American radio personality

Kristi Lee is the news director and a co-host of the nationally syndicated radio show The Bob & Tom Show and is responsible for delivering newscasts of various headlines (which are often used for humorous takeoffs) during the show. She is also a member of the Indiana Broadcast Pioneers Hall of Fame Class of 2022.

Lee often hosted or participated in Bob and Tom Radio: The Comedy Tour shows.

Lee graduated from Ben Davis High School in Indianapolis and got her start on WBDG, the school's station.

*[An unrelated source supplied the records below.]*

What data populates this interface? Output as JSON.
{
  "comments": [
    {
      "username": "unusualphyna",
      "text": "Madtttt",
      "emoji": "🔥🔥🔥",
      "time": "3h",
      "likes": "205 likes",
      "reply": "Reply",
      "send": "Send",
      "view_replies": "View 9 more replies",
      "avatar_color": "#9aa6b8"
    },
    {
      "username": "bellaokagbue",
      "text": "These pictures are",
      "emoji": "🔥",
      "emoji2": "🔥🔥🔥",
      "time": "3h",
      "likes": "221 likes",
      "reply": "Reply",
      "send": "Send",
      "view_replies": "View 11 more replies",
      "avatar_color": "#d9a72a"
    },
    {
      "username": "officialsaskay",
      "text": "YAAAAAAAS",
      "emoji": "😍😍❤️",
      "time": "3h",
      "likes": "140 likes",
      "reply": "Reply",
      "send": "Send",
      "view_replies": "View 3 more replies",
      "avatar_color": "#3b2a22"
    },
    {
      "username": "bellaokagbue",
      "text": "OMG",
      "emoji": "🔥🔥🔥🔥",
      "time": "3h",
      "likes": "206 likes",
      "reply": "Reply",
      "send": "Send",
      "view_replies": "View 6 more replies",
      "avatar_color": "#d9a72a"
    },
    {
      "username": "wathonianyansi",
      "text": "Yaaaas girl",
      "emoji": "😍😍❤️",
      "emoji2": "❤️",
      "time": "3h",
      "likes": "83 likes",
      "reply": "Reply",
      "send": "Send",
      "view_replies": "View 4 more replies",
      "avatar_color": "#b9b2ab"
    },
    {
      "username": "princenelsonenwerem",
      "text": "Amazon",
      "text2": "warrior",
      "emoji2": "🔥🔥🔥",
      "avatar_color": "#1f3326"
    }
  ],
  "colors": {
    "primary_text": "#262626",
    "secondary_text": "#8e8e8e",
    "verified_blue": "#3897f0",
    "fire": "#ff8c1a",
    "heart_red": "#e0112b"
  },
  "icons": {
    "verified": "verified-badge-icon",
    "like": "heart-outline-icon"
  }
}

She attended Indiana University.

Lee's first full-time job in communications was at WRTV, where she was a television engineer for six years. At the time, she was also a part-time disc jockey for WFBQ Q95, the station which eventually hired Bob Kevoian and Tom Griswold for mornings. She began her full-time radio career on The Bob and Tom Show in 1988. Lee was also featured on ESPN and ESPN2 as a sideline reporter, covering events like lacrosse, auto racing, and the first three X Games on ESPN2. In the mid-nineties, she was the sideline reporter for the NBA's Indiana Pacers.

On January 11, 2016, Lee announced that she was leaving The Bob and Tom Show. Prior to her later return, Lee's last "on air" appearance was on December 17, 2015. In an April 2016 appearance on the Hammer and Nigel podcast, Lee revealed that her Bob and Tom contract had been "rolling over for 12 years" and included a three-month non-compete clause, a length brief enough as to be considered "unheard of in our business." Since any new contract would likely have extended her non-compete requirement to six or 12 months, Lee said she chose not to renew her contract. It was "time to try something different," Lee said. "If I'm going to do this, it's going to have to be now." The announcement and timing of Kevoian's December 2015 retirement was a surprise to Lee, and she told the Dan Dakich Show that "Bob wasn't there, and I didn't want to sit in that room without Bobby" despite her continued fondness for Griswold and Chick McGee, the show's remaining longtime stars.

On July 8, 2016, The Bob and Tom Show announced that Lee would return to the show on July 11, 2016. In an interview with BoomerTV's Patty Spitler, Lee reiterated that a desire to find her own voice as an interviewer and to create her "own brand" were her primary motivations for what ended up being a hiatus from The Bob and Tom Show. Lee also said Griswold initiated the discussions which led to her return.

During her six-month break from Bob and Tom, Lee began hosting a podcast titled Kristi Lee Uninterrupted, which debuted on April 5, 2016, and was affiliated with Dr. Will's Neighborhood. Its title is a reference to Griswold's habit of constantly interrupting her Bob and Tom Show news reports. Lee produced podcast episodes through August 2018.

On June 27, 2022, Lee was named as a member of the Indiana Broadcast Pioneers Hall of Fame Class of 2022, and the induction ceremony took place on October 4, 2022.

Kristi's engagement to a gentleman named "Andy" was announced on the Bob and Tom Show on March 21, 2023.